Pundits and social media warriors screamed racism. Even Republican strategists whispered their concern that Trump had put off many voters by talking about borders instead of his bigger achievement: a booming economy.
But almost all the media talking points about the midterms have turned out to be wishful anti-Trump thinking. It was said that Trump’s support for Saudi Arabia, after it killed the Washington Post contributor Jamal Khashoggi, would hurt him. But Americans don’t care about Saudi Arabia or the Washington Post.
Democrats also argued that the Pittsburgh killer who shot 11 Jews at a synagogue in October had been encouraged by his nasty talk. Certainly, Cesar Sayoc, who sent pipe bombs to various Democratic and media figures, was an ardent Trump fan. In response, Trump said all the right things about condemning violence, but he attacked the ‘enemy of the people’ media for blaming him, and it seems many Americans agreed with him.
It’s the culture war, stupid. Trump realises there is no point trying to win over the voters who loathe him with economic news: he just has to find more fans among the great unwashed. It might have been safer to appeal to ‘aspirational voters’ by talking about jobs and thriving consumer confidence. But Trump knows that conventional politics only gets him so far. For him, it’s better to stoke spectacular media fires, excite enemies and fans and talk about criminal aliens and the wickedness of George Soros.
Trump is odious in many ways. But he’s also a brilliant politician. He is brilliant because of, not despite, his odiousness. His monstrous ego keeps him going when the world says he is wrong, and voters admire him for that. Time and again, his obnoxiousness drives his enemies so crazy they end up making mistakes, as the Democrats did in their campaign to stop the nomination of Brett Kavanaugh to the Supreme Court.
Trump performed at a lot of rallies, and almost everywhere he went he drove up the Republican vote. Obama, who in the Democratic mind is still the antidote to Trump, did lots of rallies too. In Atlanta, Georgia, Obama did his uplifting ‘don’t boo, vote’ routine on behalf of Stacey Abrams. ‘When words stop meaning anything, when people can just make stuff up, democracy can’t work,’ he said. ‘The only guardian of truth is you. You and your vote.’

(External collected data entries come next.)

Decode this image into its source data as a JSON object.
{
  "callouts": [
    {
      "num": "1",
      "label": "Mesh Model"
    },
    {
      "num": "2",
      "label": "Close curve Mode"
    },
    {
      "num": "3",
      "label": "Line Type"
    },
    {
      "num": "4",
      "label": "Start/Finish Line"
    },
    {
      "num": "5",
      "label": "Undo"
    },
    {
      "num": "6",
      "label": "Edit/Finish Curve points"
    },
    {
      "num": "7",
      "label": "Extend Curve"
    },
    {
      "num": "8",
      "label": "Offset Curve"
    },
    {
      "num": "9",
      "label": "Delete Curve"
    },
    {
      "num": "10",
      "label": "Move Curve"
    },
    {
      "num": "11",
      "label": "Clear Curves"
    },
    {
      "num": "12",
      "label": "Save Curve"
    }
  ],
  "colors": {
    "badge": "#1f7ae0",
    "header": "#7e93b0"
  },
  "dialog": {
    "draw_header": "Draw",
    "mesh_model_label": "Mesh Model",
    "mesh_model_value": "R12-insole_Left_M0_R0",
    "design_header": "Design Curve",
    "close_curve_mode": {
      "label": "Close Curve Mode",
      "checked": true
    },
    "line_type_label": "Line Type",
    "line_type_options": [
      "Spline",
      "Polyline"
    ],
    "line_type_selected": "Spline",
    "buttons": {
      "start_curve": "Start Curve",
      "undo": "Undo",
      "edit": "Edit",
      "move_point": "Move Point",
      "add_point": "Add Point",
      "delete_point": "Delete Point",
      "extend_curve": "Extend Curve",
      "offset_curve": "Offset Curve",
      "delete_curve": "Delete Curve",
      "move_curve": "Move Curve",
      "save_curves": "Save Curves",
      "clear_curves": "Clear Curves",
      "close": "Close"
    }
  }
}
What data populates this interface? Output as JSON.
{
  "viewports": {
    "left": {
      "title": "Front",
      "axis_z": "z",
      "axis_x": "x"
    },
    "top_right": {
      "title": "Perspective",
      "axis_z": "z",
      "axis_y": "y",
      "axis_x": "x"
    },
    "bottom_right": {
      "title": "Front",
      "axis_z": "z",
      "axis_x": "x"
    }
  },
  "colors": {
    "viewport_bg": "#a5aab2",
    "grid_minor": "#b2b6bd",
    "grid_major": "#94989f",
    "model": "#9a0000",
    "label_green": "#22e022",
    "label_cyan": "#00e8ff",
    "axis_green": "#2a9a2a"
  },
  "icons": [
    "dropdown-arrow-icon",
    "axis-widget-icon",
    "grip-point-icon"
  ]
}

Ninety miles away, in Macon, Trump did his shtick. He called Abrams ‘one of the most extreme, far-left politicians in the entire country’ and warned Georgians that she would flood them with ‘illegals’ and turn their state into Venezuela. Democrats are claiming he suppressed their voters. Needless to say, Trump’s man Brian Kemp enjoyed the bigger bump in the polls.
It’s not all good news for Trump: far from it. The Democrats have been promising for two years now that they would use a House majority to make Trump’s life hell, and they’ll keep to their promise. They will argue that they have been sent to ‘hold the President to account’. They will intensify the legal investigations into his past, his tax affairs, his Russia connections. They will set up endless inquiries and block him wherever they can.
Trump will insist that it’s not his fault. If only his party had fully embraced his politics earlier, he would not have lost the House. He may even be right. It’s worth noting that Ted Cruz, who once reviled Trump, could well have lost in Texas had Trump not made such a show of backing him in late October. Trump is, as all his lackeys say, ‘a great closer’.
Far from being held back in a ‘split house’, Trump might now thrive — as Clinton did in the 1990s. Clinton (whose popularity halfway through his first term was at a similar level to Trump’s now) sought to find the middle ground. Trump, on the other hand, could forge an alliance with the newly empowered Democratic left. His economic populism appeals to some incoming Democratic congressmen.
Last week, as he pondered the possibility of losing the House, Trump said: ‘I’ll just figure it out.’ He might.